Look, I get it.
It’s been a raucous year for American “Politics”. Or maybe we’re better off just calling it “Political Theater” in the era of Trump. Every single day there is a new outrage, a new something to be mad about, scared of, or perpetually annoyed. Seriously, I get it… 2017 has been a traumatic experience for us all.
But here’s the deal folks… it ain’t over yet. After a whole year of drama, the Republican-dominated Congress is now feeling the pressure to pass some sort of “Tax Cut/ Tax Reform” bill so that they will have a legislative accomplishment to tout on the 2018 campaign trail. And let’s just say, the desperation is palpable. They are willing to pass ANY bill that they can, even if it doesn’t help simplify the tax code, even if it doesn’t pay for itself, and even if it’s a disaster. Beyond cutting taxes and ballooning the deficit, the Senate version of the “Tax Bill” will also have wide-ranging consequences for the nation’s healthcare system. Here’s more from Sarah Kliff of Vox…
The Senate tax bill is really a health care bill with major implications for more than 100 million Americans who rely on the federal government for their health insurance.
The bill reaches into every major American health care program: Medicaid, Medicare, and the Obamacare marketplaces.
These are expected outcomes based on two significant policy changes in the bill. First, the bill repeals the individual mandate, a key piece of Obamacare that requires most Americans get covered. Economists expect its elimination to reduce enrollment in both the Affordable Care Act’s private marketplaces and Medicaid by millions. The money saved will be pumped into tax cuts for the very wealthy.
For those wondering, yes it is true that this bill does not explicitly say that Medicare will be cut, but those cuts are implied by the bills sequestration– across-the-board cuts that would be triggered by deficit spending (thanks to the aggressive tax cuts). Here’s more on that from Niv Elis of The Hill…

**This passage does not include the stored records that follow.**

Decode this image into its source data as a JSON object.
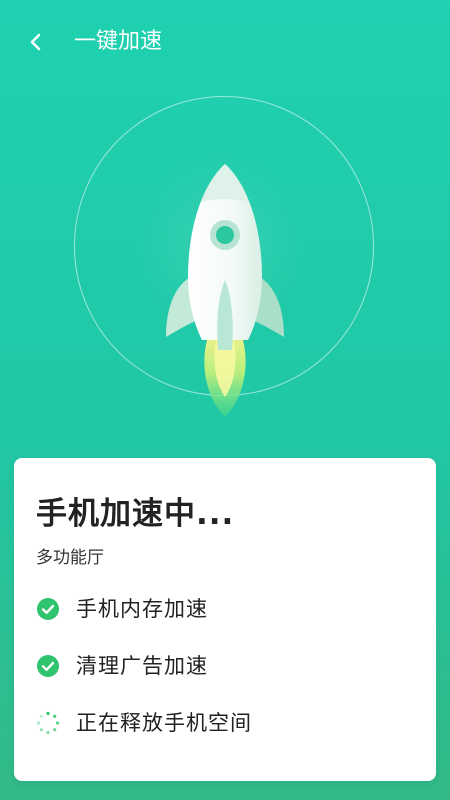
{
  "header": {
    "title": "一键加速"
  },
  "card": {
    "title": "手机加速中...",
    "subtitle": "多功能厅",
    "tasks": [
      {
        "label": "手机内存加速",
        "status": "done"
      },
      {
        "label": "清理广告加速",
        "status": "done"
      },
      {
        "label": "正在释放手机空间",
        "status": "in-progress"
      }
    ]
  },
  "colors": {
    "background_top": "#1fd1b0",
    "background_bottom": "#33b986",
    "check_green": "#2fc46d",
    "rocket_body": "#eef7f2",
    "rocket_fin": "#bfe8d8",
    "flame": "#f2f37a"
  },
  "icons": {
    "back": "back-arrow-icon",
    "done": "check-circle-icon",
    "progress": "spinner-icon"
  }
}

The GOP tax bill could trigger automatic cuts worth $136 billion from mandatory spending in 2018, including $25 billion in Medicare cuts, if Congress doesn’t find another way to offset its deficit increases, according to the Congressional Budget Office (CBO).The tax bill would add an estimated $1.5 trillion to the deficit over a decade. Congressional “pay-as-you-go” rules, called pay-go, require that the White House Office of Management and Budget (OMB) automatically cut mandatory spending if legislation increases the deficit beyond a certain point.“Without enacting subsequent legislation to either offset that deficit increase, waive the recordation of the bill’s impact on the scorecard, or otherwise mitigate or eliminate the requirements of the [pay-go] law, OMB would be required to issue a sequestration order within 15 days of the end of the session of Congress to reduce spending in fiscal year 2018 by the resultant total of $136 billion,” CBO wrote on Tuesday.Medicare can only be cut by a maximum of 4 percent through the pay-go rules, however, which amounts to $25 billion in cuts.